Nichol advertised his calliope business from a warehouse at Pearl and Vine Streets in Cincinnati, OH. where he built standard 18, 21, 24, 28 and later 32-note instruments. Most common requests for new instruments were of the 28-note variety. The largest instrument Nichol ever built was a one-off 37-note job. This instrument did not survive to today.
Mr. Homer Denney playing the Thomas J. Nichol built steam calliope of the Str. ISLAND QUEEN (2) 1946 at Cincinnati, OH. Photo from Authors personal collection.
Of the employees Nichol utilized Mr. Homer Denney of the Coney Island Company was the most noteworthy. Mr. Denney was Calliopist on the Str. ISLAND QUEEN (I and II), and an accomplished musician and musical author. Mr. Denney was employed as the tuner of all new steam calliopes built after 1914 at the Nichol facility. Nichol built over 90 of the 150 or so instruments ever built. After Mr. Nichol’s death in 1924, his sons took over the business. They moved the company to Grand Rapids MI. in 1937. They later renamed the company General Fittings and Devices Co and became a plumbing supply house. Though only entering the business in the last half of the heyday of the calliope, the Thomas J. Nichol instruments are the finest quality, best sounding instruments out there. Of the 12 or so functional originals left all of them (with the exception of one) are Thomas J. Nichol originals.
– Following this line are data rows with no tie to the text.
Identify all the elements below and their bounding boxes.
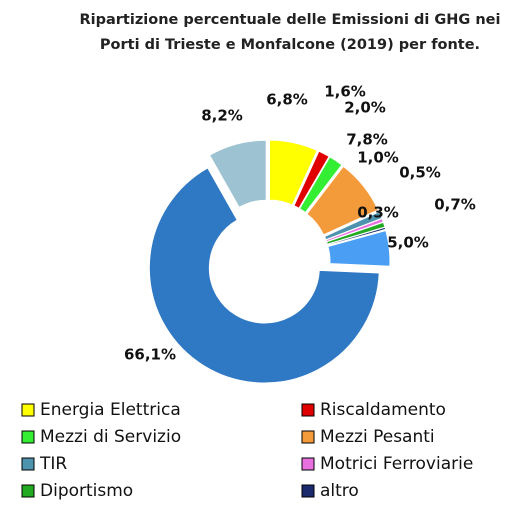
- slice: [326, 226, 387, 247]
- legend-label: Mezzi Pesanti: [320, 427, 435, 447]
- value-label: 5,0%: [387, 234, 429, 252]
- value-label: 8,2%: [201, 107, 243, 125]
- legend-swatch: [301, 403, 315, 417]
- slice: [293, 150, 330, 209]
- value-label: 0,3%: [357, 204, 399, 222]
- value-label: 66,1%: [124, 346, 176, 364]
- value-label: 2,0%: [344, 99, 386, 117]
- legend-swatch: [21, 457, 35, 471]
- legend-swatch: [21, 430, 35, 444]
- legend-label: TIR: [39, 454, 67, 474]
- value-label: 1,6%: [324, 83, 366, 101]
- legend-label: Motrici Ferroviarie: [320, 454, 473, 474]
- legend-label: Energia Elettrica: [40, 400, 181, 420]
- value-label: 6,8%: [266, 91, 308, 109]
- legend-swatch: [21, 403, 35, 417]
- slice: [306, 165, 379, 236]
- legend-label: altro: [320, 481, 359, 501]
- legend-label: Mezzi di Servizio: [40, 427, 181, 447]
- slice: [327, 229, 391, 267]
- slice: [298, 156, 343, 214]
- legend-swatch: [21, 484, 35, 498]
- slice: [148, 167, 380, 384]
- legend-swatch: [301, 484, 315, 498]
- value-label: 0,5%: [399, 164, 441, 182]
- value-label: 0,7%: [434, 196, 476, 214]
- slice: [208, 139, 267, 209]
- slice: [268, 139, 318, 206]
- value-label: 7,8%: [346, 131, 388, 149]
- value-label: 1,0%: [357, 149, 399, 167]
- legend-label: Riscaldamento: [320, 400, 446, 420]
- legend-label: Diportismo: [40, 481, 133, 501]
- legend-swatch: [301, 457, 315, 471]
- legend-swatch: [301, 430, 315, 444]
- chart-title: Ripartizione percentuale delle Emissioni…: [79, 12, 501, 53]
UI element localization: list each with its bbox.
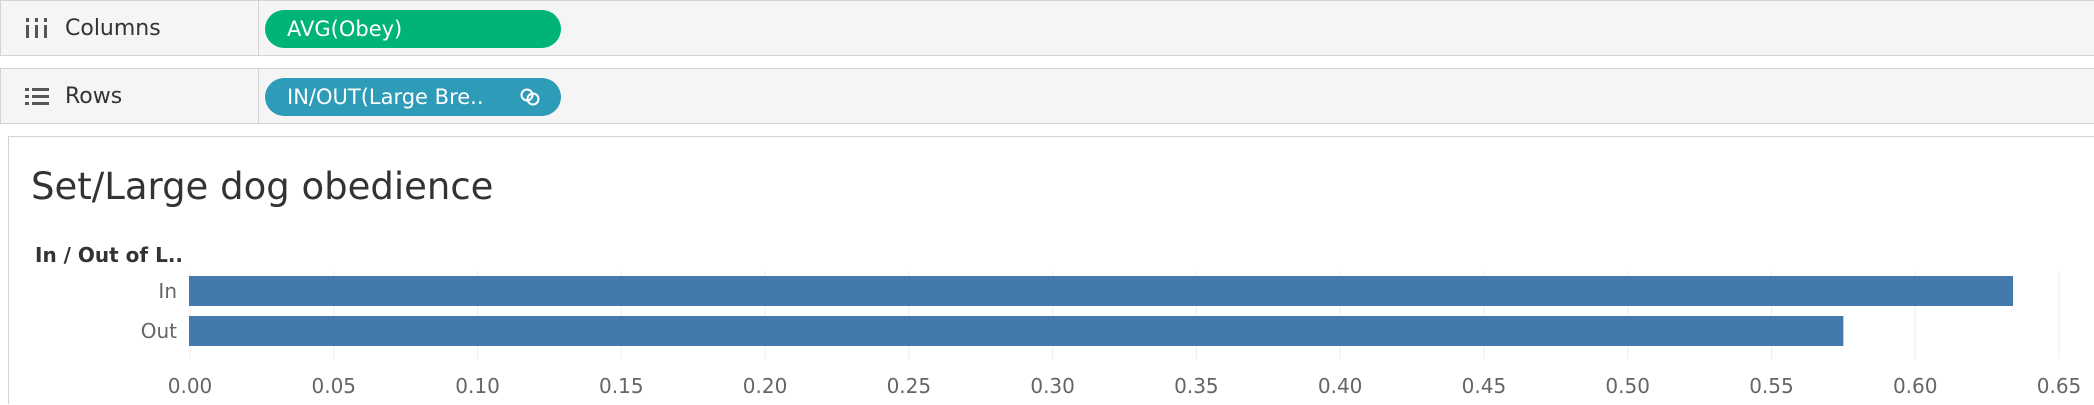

The family sold the patterns and moulds to a Mr. J. M. Van Splunter who continued building steam calliopes and refitting existing instruments until the early 1960’s for many clients both river and circus related. He did not have patterns for the smallest whistles and many of his refitting jobs were on smaller (21-28 note) instruments to make a full 32 note instrument out of them. When measured, it becomes apparent if he refitted one based on this singular observation.
Mr. Harry Stocksdale performs on the Thomas J. Nichol steam calliope of the Str. AMERICA at Louisville, KY circa 1928. Photo from Authors personal collection.